Rain is rattling against the window panes. Outside, the sky is low and dark, but the grass is a lively green and the trees that edge the woods have leaves so bright they seem to give off a kind of light. A fire takes the chill off. I consider that it might be the perfect autumn day. But, then, I considered the same thing two days ago when I was picking raspberries and the sky was blue and filled with wispy clouds, when the leaves were coming down in pirouettes and the children and goats were doing their own kind of dance across the meadow. Maybe Monday was the perfect autumn day for picking raspberries, and today is the perfect one for eating spoon jam on fresh bread.


Our everbearing raspberry patch is small. But this year it has done deliciously by us. It gave us a modest bounty early in the summer. Now it is thick with berries-to-be that would fill many a jar of jam. Except that the frost will probably nip hard soon. We've been enjoying the berries as they come. It is surely one of life's luxuries to get up in the morning and walk through dewy grass to pick raspberries into a bowl of cereal. We've had them on yogurt, baked into brownies and into our favorite cake. We've steeped some in spirits and hidden it away for the holidays. And we've jammed them in small batches.

My favorite raspberry jam recipe was shared with me in a raspberry patch on top of a hill on a farm I love. I think of that farm every time I make Roasted Raspberry Spoon Jam. It could not be simpler, and you can make it with a handful or a bucketful. Whatever amount of raspberries you have, you just match it with an equal amount of sugar.


We had a brimming cup of berries one day.

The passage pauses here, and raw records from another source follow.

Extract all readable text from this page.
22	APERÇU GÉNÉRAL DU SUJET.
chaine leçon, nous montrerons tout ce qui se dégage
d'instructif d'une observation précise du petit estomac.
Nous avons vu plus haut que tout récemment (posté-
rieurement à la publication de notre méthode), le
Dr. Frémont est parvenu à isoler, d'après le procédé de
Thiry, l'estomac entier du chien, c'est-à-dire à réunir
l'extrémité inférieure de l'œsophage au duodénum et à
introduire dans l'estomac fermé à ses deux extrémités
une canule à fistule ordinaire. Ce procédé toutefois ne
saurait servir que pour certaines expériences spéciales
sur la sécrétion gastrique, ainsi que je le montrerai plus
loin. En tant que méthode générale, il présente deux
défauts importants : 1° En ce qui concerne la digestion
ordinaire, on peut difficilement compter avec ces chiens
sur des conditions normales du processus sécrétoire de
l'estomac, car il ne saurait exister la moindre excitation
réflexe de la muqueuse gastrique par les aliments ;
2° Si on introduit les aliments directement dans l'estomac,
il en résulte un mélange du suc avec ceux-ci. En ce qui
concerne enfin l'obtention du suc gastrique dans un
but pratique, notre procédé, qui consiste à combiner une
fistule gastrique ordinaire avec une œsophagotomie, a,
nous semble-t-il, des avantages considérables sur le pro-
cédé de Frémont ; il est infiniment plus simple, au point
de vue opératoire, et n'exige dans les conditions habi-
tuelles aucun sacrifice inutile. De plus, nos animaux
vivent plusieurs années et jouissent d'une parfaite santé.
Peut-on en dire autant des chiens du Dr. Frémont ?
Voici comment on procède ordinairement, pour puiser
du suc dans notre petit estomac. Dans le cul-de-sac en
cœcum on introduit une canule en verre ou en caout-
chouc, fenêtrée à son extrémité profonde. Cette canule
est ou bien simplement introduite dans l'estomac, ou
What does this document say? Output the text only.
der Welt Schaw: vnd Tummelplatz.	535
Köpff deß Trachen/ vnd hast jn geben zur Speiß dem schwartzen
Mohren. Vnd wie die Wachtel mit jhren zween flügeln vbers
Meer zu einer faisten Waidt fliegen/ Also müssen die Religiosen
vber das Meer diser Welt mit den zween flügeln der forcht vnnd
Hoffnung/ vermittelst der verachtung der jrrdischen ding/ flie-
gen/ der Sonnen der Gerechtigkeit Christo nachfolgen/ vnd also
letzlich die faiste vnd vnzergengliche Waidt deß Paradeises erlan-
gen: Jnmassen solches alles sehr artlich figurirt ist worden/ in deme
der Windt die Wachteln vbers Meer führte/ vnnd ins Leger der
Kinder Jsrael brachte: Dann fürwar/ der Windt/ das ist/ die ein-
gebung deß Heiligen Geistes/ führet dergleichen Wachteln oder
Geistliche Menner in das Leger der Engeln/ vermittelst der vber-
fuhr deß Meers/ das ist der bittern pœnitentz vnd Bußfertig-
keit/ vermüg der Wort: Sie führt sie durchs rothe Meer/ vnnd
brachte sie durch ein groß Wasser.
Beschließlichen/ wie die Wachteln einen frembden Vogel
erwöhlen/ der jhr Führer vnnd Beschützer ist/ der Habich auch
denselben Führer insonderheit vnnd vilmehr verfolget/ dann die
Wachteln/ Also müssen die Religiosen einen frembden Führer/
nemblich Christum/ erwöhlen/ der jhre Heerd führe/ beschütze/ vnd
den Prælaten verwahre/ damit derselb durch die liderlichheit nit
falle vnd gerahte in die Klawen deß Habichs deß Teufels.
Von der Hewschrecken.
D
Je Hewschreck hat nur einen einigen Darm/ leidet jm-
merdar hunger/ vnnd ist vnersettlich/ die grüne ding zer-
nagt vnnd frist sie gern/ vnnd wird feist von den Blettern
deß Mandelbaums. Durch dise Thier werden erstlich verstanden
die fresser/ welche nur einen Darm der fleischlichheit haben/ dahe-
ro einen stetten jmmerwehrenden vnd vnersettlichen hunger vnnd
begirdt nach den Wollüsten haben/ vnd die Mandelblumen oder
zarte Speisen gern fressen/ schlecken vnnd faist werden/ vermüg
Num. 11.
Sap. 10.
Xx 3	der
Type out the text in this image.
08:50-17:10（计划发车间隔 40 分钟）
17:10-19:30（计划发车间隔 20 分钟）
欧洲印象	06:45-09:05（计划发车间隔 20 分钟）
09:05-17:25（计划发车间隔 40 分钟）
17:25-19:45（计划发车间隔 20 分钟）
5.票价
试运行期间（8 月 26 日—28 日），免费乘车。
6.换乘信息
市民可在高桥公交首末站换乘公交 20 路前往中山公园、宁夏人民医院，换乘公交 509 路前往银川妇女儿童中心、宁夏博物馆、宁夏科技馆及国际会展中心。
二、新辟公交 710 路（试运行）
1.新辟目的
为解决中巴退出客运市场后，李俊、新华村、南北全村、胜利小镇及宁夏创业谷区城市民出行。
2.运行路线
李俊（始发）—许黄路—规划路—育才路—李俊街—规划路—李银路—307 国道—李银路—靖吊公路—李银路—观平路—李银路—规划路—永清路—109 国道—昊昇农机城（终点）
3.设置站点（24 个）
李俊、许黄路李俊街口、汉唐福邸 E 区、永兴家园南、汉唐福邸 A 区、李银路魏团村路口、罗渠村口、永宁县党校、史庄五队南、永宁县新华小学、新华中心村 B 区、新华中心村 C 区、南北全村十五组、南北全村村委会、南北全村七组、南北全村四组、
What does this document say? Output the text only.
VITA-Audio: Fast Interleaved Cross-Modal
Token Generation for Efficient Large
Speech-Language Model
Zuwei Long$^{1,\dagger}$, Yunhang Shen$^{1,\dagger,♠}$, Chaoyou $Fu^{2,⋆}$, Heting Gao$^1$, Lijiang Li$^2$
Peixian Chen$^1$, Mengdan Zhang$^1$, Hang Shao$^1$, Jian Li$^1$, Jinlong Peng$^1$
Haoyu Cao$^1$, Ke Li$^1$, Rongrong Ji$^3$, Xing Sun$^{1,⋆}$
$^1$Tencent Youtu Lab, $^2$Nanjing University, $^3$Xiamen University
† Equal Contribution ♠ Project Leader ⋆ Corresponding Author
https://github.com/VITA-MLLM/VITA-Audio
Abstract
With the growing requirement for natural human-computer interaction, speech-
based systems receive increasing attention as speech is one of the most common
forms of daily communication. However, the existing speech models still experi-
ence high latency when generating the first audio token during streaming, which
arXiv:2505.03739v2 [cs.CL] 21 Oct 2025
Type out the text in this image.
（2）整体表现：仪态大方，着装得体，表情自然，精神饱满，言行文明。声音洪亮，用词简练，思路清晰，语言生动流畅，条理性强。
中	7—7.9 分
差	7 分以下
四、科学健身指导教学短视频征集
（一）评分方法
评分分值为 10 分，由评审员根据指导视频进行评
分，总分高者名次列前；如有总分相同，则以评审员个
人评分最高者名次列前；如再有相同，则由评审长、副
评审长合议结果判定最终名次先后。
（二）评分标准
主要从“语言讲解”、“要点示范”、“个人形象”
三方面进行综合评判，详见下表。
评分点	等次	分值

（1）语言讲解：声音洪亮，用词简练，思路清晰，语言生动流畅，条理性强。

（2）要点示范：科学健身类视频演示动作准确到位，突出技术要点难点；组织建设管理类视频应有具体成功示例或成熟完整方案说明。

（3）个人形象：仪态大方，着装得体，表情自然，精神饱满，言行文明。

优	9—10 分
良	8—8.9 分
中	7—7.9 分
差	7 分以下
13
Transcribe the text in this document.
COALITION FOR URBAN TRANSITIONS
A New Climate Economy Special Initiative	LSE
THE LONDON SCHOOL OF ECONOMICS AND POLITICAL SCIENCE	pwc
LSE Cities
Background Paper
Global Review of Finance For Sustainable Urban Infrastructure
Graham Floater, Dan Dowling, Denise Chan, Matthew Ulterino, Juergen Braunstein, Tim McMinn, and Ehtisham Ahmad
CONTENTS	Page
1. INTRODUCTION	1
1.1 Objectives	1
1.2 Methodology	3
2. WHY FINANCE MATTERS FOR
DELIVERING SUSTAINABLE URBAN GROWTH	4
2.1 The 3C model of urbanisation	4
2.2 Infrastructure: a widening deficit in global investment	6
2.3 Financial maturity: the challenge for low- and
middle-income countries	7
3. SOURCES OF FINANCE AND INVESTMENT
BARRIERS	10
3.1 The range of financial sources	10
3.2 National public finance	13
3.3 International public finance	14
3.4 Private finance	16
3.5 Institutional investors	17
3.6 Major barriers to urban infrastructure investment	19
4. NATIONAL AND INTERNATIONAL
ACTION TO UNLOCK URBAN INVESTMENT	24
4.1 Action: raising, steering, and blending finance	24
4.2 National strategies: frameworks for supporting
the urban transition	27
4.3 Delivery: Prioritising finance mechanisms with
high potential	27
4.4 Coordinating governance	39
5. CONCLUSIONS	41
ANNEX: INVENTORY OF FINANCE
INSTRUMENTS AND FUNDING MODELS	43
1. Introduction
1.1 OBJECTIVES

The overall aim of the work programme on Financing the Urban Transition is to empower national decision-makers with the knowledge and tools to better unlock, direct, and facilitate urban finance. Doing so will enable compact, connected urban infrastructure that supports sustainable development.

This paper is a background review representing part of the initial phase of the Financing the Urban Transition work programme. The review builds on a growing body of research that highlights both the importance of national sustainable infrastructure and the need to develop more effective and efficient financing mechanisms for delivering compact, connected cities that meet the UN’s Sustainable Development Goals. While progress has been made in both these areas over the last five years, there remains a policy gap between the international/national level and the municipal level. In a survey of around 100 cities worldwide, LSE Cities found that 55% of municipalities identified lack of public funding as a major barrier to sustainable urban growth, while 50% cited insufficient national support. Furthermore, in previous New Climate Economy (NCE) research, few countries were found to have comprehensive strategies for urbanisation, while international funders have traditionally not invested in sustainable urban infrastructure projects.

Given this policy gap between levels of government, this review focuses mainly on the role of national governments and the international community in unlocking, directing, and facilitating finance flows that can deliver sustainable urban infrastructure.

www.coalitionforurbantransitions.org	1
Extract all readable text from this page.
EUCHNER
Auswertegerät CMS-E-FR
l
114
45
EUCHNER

We put them in an oven-safe dish.

We measured a brimming cup of sugar into another oven-safe dish.

Then each dish went into a preheated, 350-degree F oven for 20 to 25 minutes—until the berries were just beginning to caramelize. Working very carefully, I then poured the sugar into the berries and stirred as it turned almost instantly into a lava-flow of sweet-smelling jam.

This simple jam never lasts long around here, but while it does, it is the taste of autumn: fresh berries filled with a summer's sunshine and just a hint of warm smokiness. It's cobbler on a spoon.